Quand il chante, ses cheveux noirs portés long peuvent se révulser, effet
dramatique et charmeur, qui n’est en rien cherché. Il est ténor par-dessus
le marché, ténor d’étoffe et de grain sombre, avec du mordant dans le
timbre. De naissance il a tout. Qu’aurait-il encore à apprendre ? Pourtant
Jonas Kaufmann apprend, et nous en apprend long par sa façon d’apprendre.
Dans la voix et dans l’œil, il a la passion, le feu sombre ; en scène il est
ardent, aisé, immédiat.
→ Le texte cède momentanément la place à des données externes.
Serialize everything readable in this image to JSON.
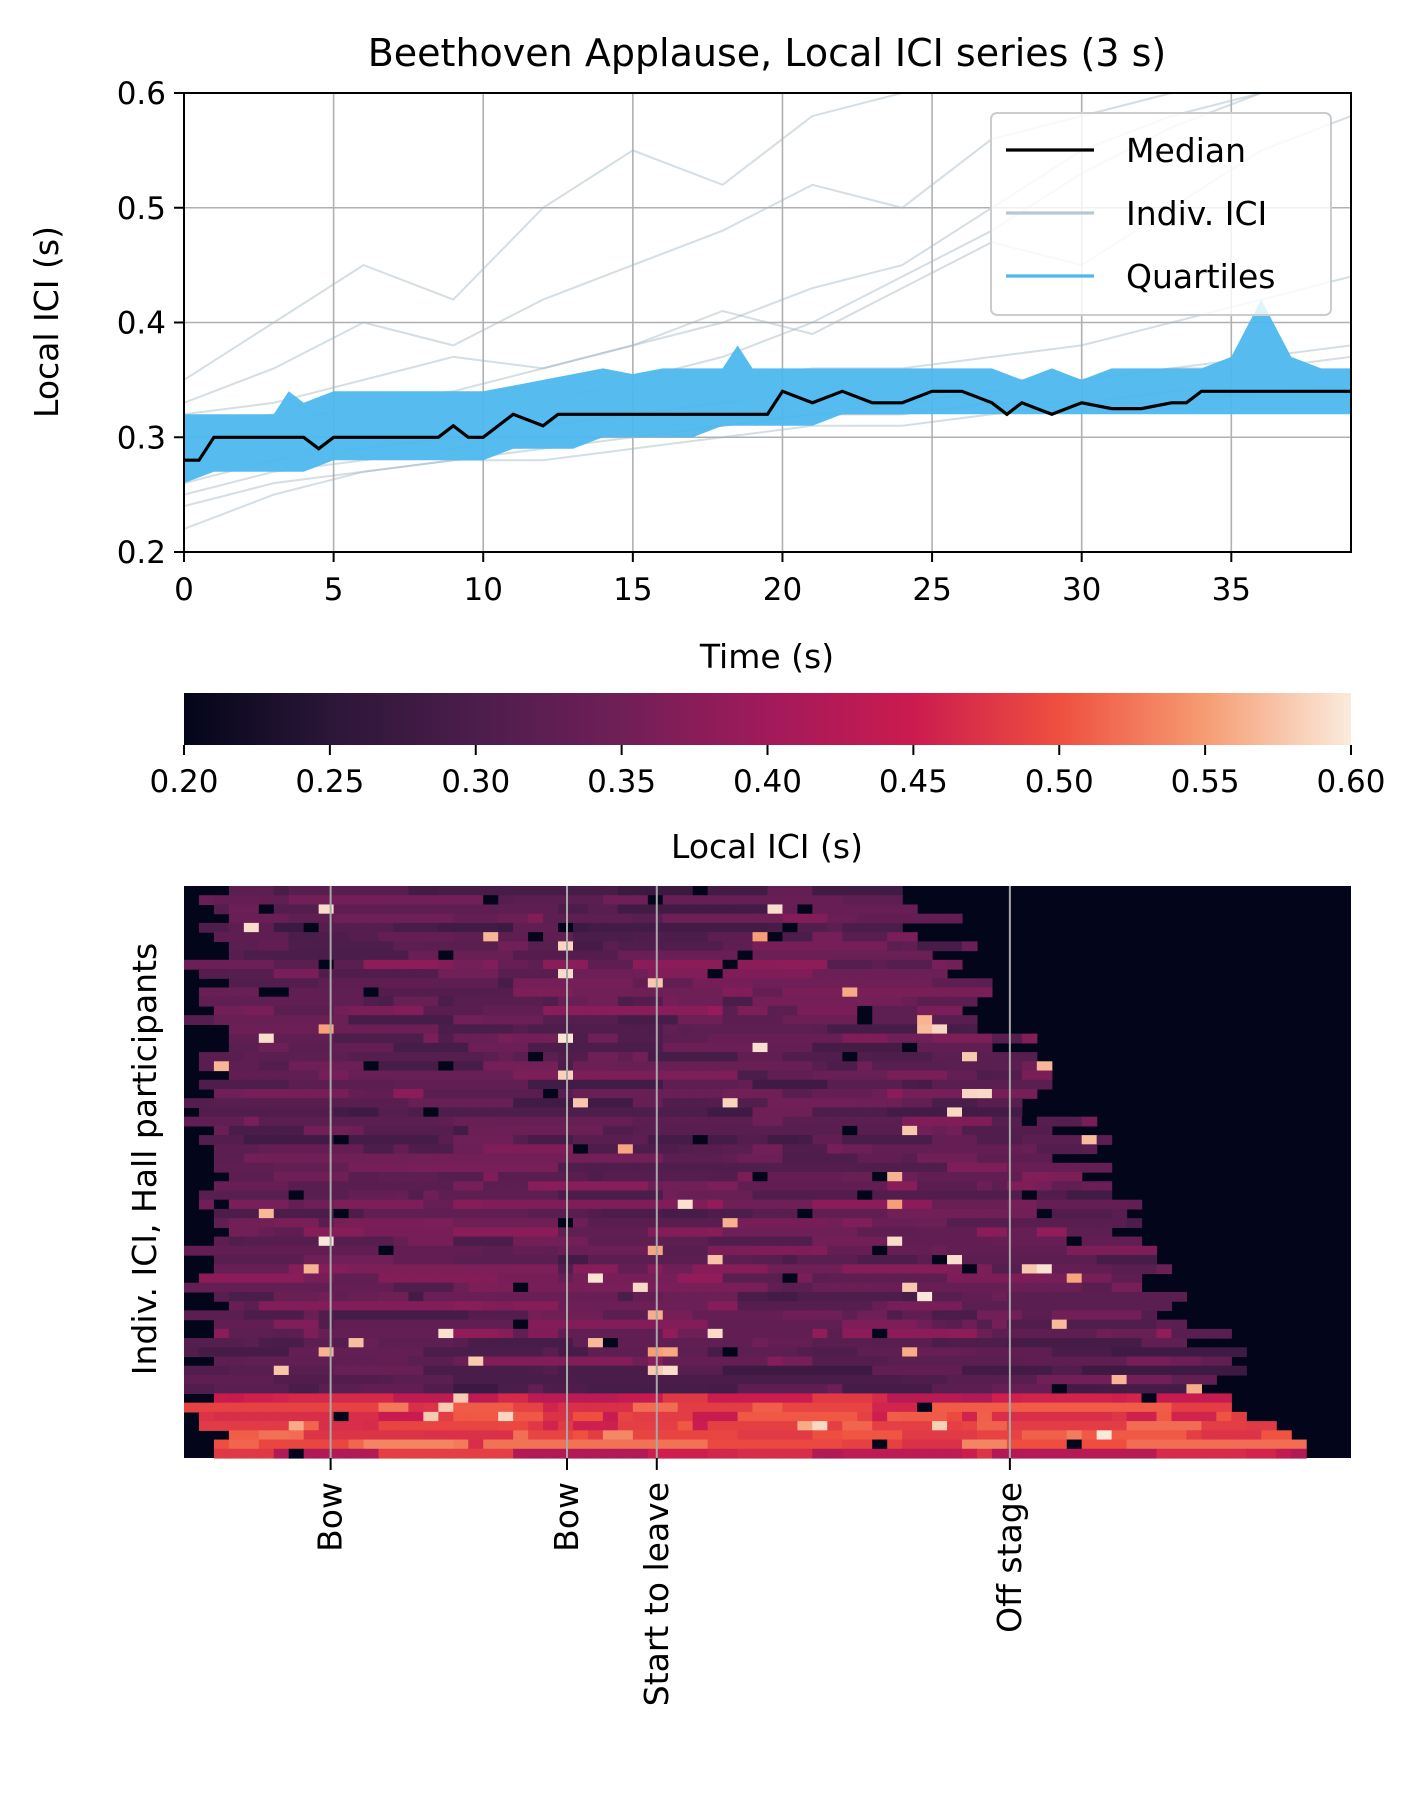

Ce qu’il apprend, et nous apprend ? La patience. La
prudence. Le long chemin. Depuis six, sept ans on l’observe, on le suit : et
on le voit, on l’entend changer. Pour un observateur pressé il multiplie les
risques. Si jeune, Florestan ! Parsifal !! La défonce en scène, pis, les
rôles d’endurance, n’est-ce pas vraiment trop tôt ? On objectera – avec sens
– que Zurich, son port d’attache, est une maison de dimension (sinon de
qualité et de prestige) modeste ; l’acteur sur scène s’y voit de près ; il
n’a pas à grossir le trait ; dans la fosse il peut y avoir un Harnoncourt,
un Welser-Möst – le top du savoir théâtral d’aujourd’hui : mais le son de
l’orchestre restera lucide, personne en scène n’aura à pousser, à forcer. Ce
n’est pas un hasard si, ici même, Bartoli a essayé et réussi l’Elvire, la
Fiordiligi qu’elle n’aurait pas osées ailleurs. Jonas, avec cet ensemble et
de tels chefs, que l’a-t-on vu risquer ? Florestan certes ; mais c’est court
; et qui a facile la strette du Donjon, et un Harnoncourt derrière lui dans
« O namenlose Freude » n’a plus qu’à se fier à sa voix. Parsifal, il le
chante comme il le parlerait : privilège d’une voix mâle, tranchante, de
vrai ténor en tessiture, mais qui pourrait être de baryton par sa richesse
centrale, son naturel parlant. Quand il a remplacé un Huon moins heureux
pour l’enregistrement d’Oberon avec Gardiner, on a entendu, et avec quelle
facilité, les agilités et virtuosités et défis chevaleresques de « From
boyhood trained » ; mais comme une ligne humblement et avec ferveur tracée
la sublime Prière. Depuis Rosvaenge autrefois cette double exigence du chant
de Huon n’a pas été ainsi honorée. La nature l’a fait pour le chant, et il a
la culture du chant. À aucune époque on n’a beaucoup connu ça !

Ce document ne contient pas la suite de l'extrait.